Computations, and where to save resources, are hard

CTMacUser · November 26, 2019, 2:16am

Continuing the discussion from Is this the right way to do copy-on-write / use isKnownUniquelyReferenced?:

Finally, after an extra 1.5 months, I made all the new streams and new tests.
Let's move to the results. I used Xcode's testing framework on a 2014 MacBook Air. The number in parentheses is the relative standard deviation.

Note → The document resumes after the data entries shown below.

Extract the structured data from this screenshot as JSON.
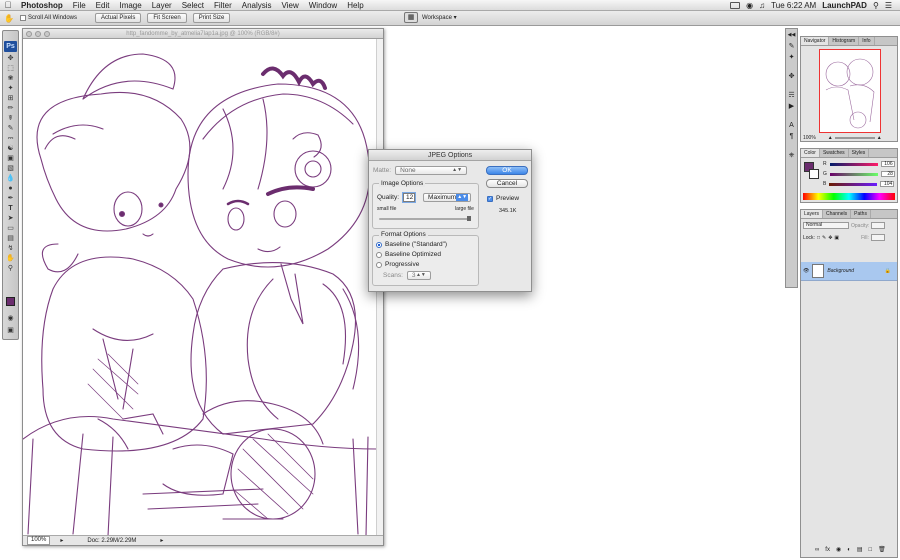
{
  "menubar": {
    "app": "Photoshop",
    "items": [
      "File",
      "Edit",
      "Image",
      "Layer",
      "Select",
      "Filter",
      "Analysis",
      "View",
      "Window",
      "Help"
    ],
    "clock": "Tue 6:22 AM",
    "user": "LaunchPAD"
  },
  "options": {
    "scroll_all": "Scroll All Windows",
    "actual_pixels": "Actual Pixels",
    "fit_screen": "Fit Screen",
    "print_size": "Print Size",
    "workspace": "Workspace"
  },
  "toolbox": {
    "logo": "Ps",
    "fg_color": "#6b2d6e"
  },
  "document": {
    "title": "http_fandomme_by_atmelia7lap1a.jpg @ 100% (RGB/8#)",
    "zoom": "100%",
    "doc_size": "Doc: 2.29M/2.29M"
  },
  "jpeg": {
    "title": "JPEG Options",
    "matte_label": "Matte:",
    "matte_value": "None",
    "image_options": "Image Options",
    "quality_label": "Quality:",
    "quality_value": "12",
    "quality_preset": "Maximum",
    "small_file": "small file",
    "large_file": "large file",
    "quality_fraction": 1.0,
    "format_options": "Format Options",
    "formats": [
      "Baseline (\"Standard\")",
      "Baseline Optimized",
      "Progressive"
    ],
    "selected_format": 0,
    "scans_label": "Scans:",
    "scans_value": "3",
    "ok": "OK",
    "cancel": "Cancel",
    "preview": "Preview",
    "file_size": "345.1K"
  },
  "navigator": {
    "tabs": [
      "Navigator",
      "Histogram",
      "Info"
    ],
    "zoom": "100%"
  },
  "color": {
    "tabs": [
      "Color",
      "Swatches",
      "Styles"
    ],
    "r": "106",
    "g": "28",
    "b": "104",
    "r_label": "R",
    "g_label": "G",
    "b_label": "B"
  },
  "layers": {
    "tabs": [
      "Layers",
      "Channels",
      "Paths"
    ],
    "blend": "Normal",
    "opacity_label": "Opacity:",
    "lock_label": "Lock:",
    "fill_label": "Fill:",
    "layer_name": "Background"
  }
}
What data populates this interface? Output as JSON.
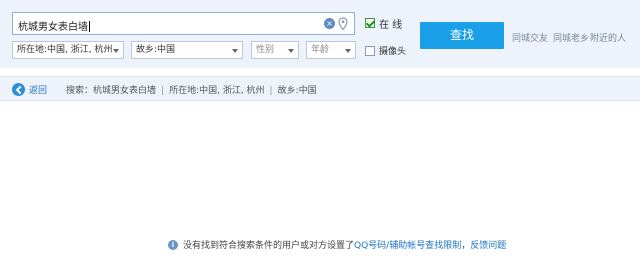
{
  "search": {
    "query": "杭城男女表白墙",
    "online_label": "在  线",
    "online_checked": true,
    "button_label": "查找"
  },
  "filters": {
    "location": "所在地:中国, 浙江, 杭州",
    "hometown": "故乡:中国",
    "gender": "性别",
    "age": "年龄",
    "camera_label": "摄像头",
    "camera_checked": false
  },
  "quick_links": [
    "同城交友",
    "同城老乡",
    "附近的人"
  ],
  "nav": {
    "back_label": "返回",
    "crumbs": [
      "搜索：杭城男女表白墙",
      "所在地:中国, 浙江, 杭州",
      "故乡:中国"
    ]
  },
  "footer": {
    "message": "没有找到符合搜索条件的用户或对方设置了",
    "link1": "QQ号码/辅助帐号查找限制",
    "separator": "，",
    "link2": "反馈问题"
  },
  "colors": {
    "accent": "#1aa0e8",
    "header_bg": "#eef3fb",
    "link": "#1d74c5"
  },
  "icons": [
    "clear-icon",
    "location-pin-icon",
    "back-arrow-icon",
    "info-icon",
    "dropdown-arrow-icon"
  ]
}
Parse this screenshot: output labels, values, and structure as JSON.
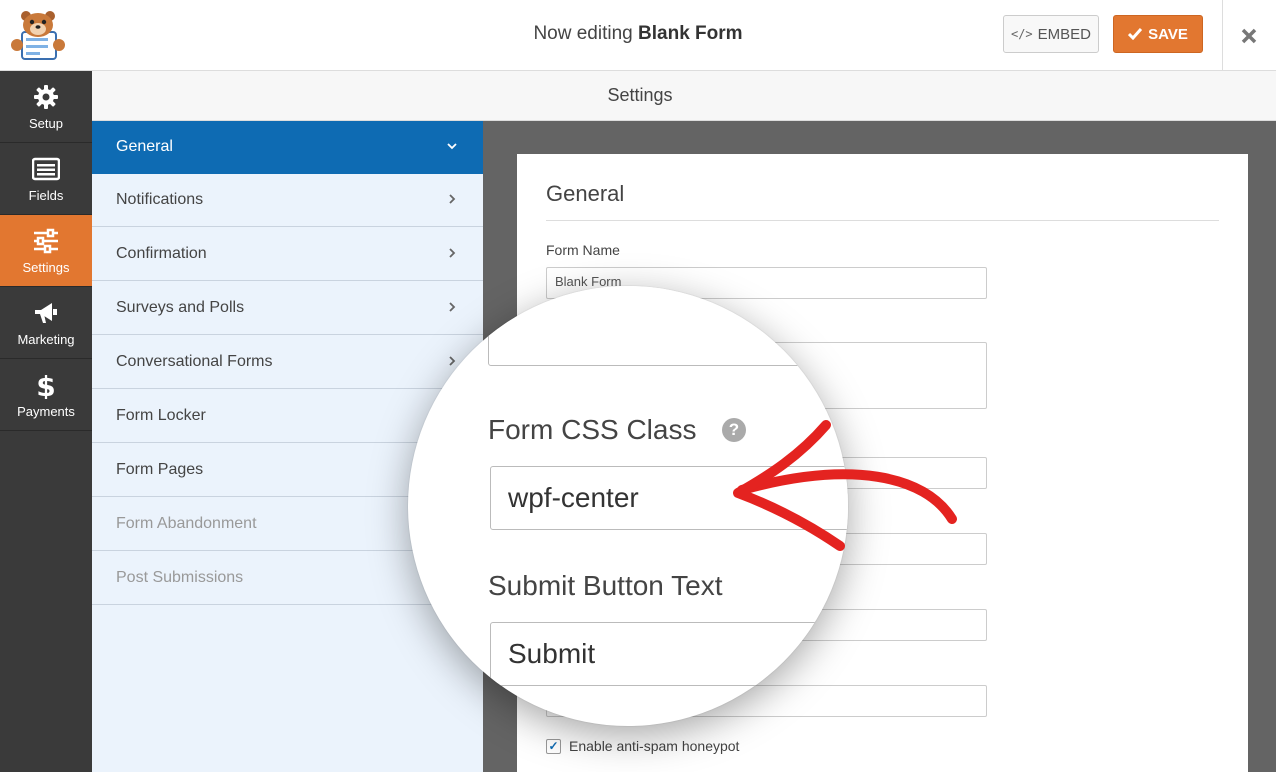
{
  "header": {
    "title_prefix": "Now editing",
    "form_name": "Blank Form",
    "embed_label": "EMBED",
    "embed_icon": "code-icon",
    "save_label": "SAVE",
    "save_icon": "checkmark-icon",
    "close_icon": "close-icon"
  },
  "sidebar": {
    "items": [
      {
        "label": "Setup",
        "icon": "gear-icon"
      },
      {
        "label": "Fields",
        "icon": "fields-list-icon"
      },
      {
        "label": "Settings",
        "icon": "sliders-icon",
        "active": true
      },
      {
        "label": "Marketing",
        "icon": "megaphone-icon"
      },
      {
        "label": "Payments",
        "icon": "dollar-icon"
      }
    ]
  },
  "settings_bar": {
    "title": "Settings"
  },
  "panel": {
    "items": [
      {
        "label": "General",
        "active": true
      },
      {
        "label": "Notifications"
      },
      {
        "label": "Confirmation"
      },
      {
        "label": "Surveys and Polls"
      },
      {
        "label": "Conversational Forms"
      },
      {
        "label": "Form Locker"
      },
      {
        "label": "Form Pages"
      },
      {
        "label": "Form Abandonment",
        "disabled": true
      },
      {
        "label": "Post Submissions",
        "disabled": true
      }
    ]
  },
  "general": {
    "title": "General",
    "form_name_label": "Form Name",
    "form_name_value": "Blank Form",
    "honeypot_label": "Enable anti-spam honeypot",
    "honeypot_checked": true
  },
  "magnifier": {
    "css_class_label": "Form CSS Class",
    "css_class_value": "wpf-center",
    "submit_label": "Submit Button Text",
    "submit_value": "Submit",
    "help_icon": "question-icon"
  },
  "colors": {
    "accent_orange": "#e27730",
    "active_blue": "#0e6bb3",
    "sidebar_dark": "#3a3a3a",
    "panel_bg": "#ebf3fc",
    "arrow_red": "#e42320"
  }
}
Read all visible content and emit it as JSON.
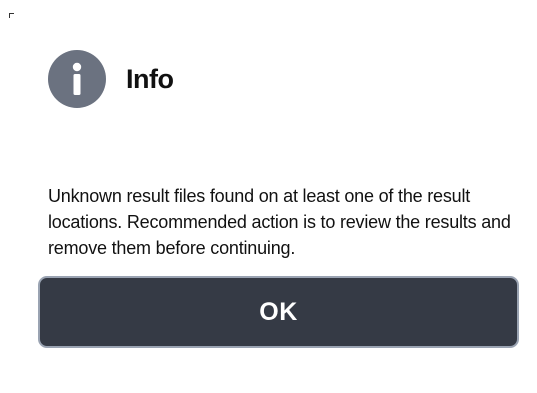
{
  "dialog": {
    "icon": "info-icon",
    "title": "Info",
    "message": "Unknown result files found on at least one of the result locations. Recommended action is to review the results and remove them before continuing.",
    "ok_label": "OK"
  },
  "colors": {
    "icon_bg": "#6b7280",
    "button_bg": "#353a45",
    "button_border": "#9aa3b2",
    "text": "#111111"
  }
}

Tests with the Wheel Factorization Framework

Test	`Int8`	`UInt8`	`Int16`	`UInt16`
Trial Division, no caching	181µs (78.4%)	301µs (63.0%)	46ms (2.96%)	82ms (1.75%)
Trial Division, caching in array	161µs (47.3%)	314µs (25.2%)	41ms (4.66%)	84ms (2.21%)
Trial Division, caching in linked list	261µs (42.9%)	399µs (21.5%)	65ms (3.00%)	141ms (1.94%)
Sieve of Eratosthenes, priority queue	506µs (43.2%)	1.18ms (27.9%)	775ms (7.59%)	2.83s (74.2%)
Sieve of Eratosthenes, dictionary of sets	276µs (73.8%)	547µs (63.7%)	103ms (2.76%)	241ms (3.20%)
Sieve of Eratosthenes, dictionary of linked lists	188µs (60.8%)	3.69µs (34.7%)	76ms (2.47%)	189ms (3.36%)
Sieve of Sundaram, i/j visitation	9.41ms (18.7%)	364ms (1.40%)	-	-
Sieve of Sundaram, odd multiple visitation	3.25ms (27.4%)	8.38ms (20.0%)	8.35s (2.24%)	27.2s (4.56%)

Tests with Custom Sequences

Test	`Int8`	`UInt8`	`Int16`	`UInt16`
Trial Division, no caching	256µs (73.5%)	370µs (20.7%)	57ms (3.18%)	103ms (1.93%)
Trial Division, caching in array	350µs (59.0%)	565µs (18.6%)	61ms (3.65%)	119ms (1.40%)
Trial Division, caching in linked list	441µs (29.0%)	798µs (22.1%)	540ms (2.66%)	1.66s (0.426%)
Sieve of Eratosthenes, priority queue	2.50ms (32.7%)	5.46ms (30.1%)	1.45s (1.31%)	3.43s (5.68%)
Sieve of Eratosthenes, dictionary of sets	638µs (34.5%)	1.11ms (16.9%)	90ms (1.83%)	195ms (6.12%)
Sieve of Eratosthenes, dictionary of linked lists	430µs (35.7%)	676µs (19.9%)	41ms (3.58%)	84ms (1.94%)
Sieve of Sundaram, i/j visitation	5.01ms (24.6%)	13.6ms (12.7%)	-	-
Sieve of Sundaram, odd multiple visitation	2.92ms (25.5%)	8.17ms (20.1%)	8.48s (1.33%)	27.7s (2.48%)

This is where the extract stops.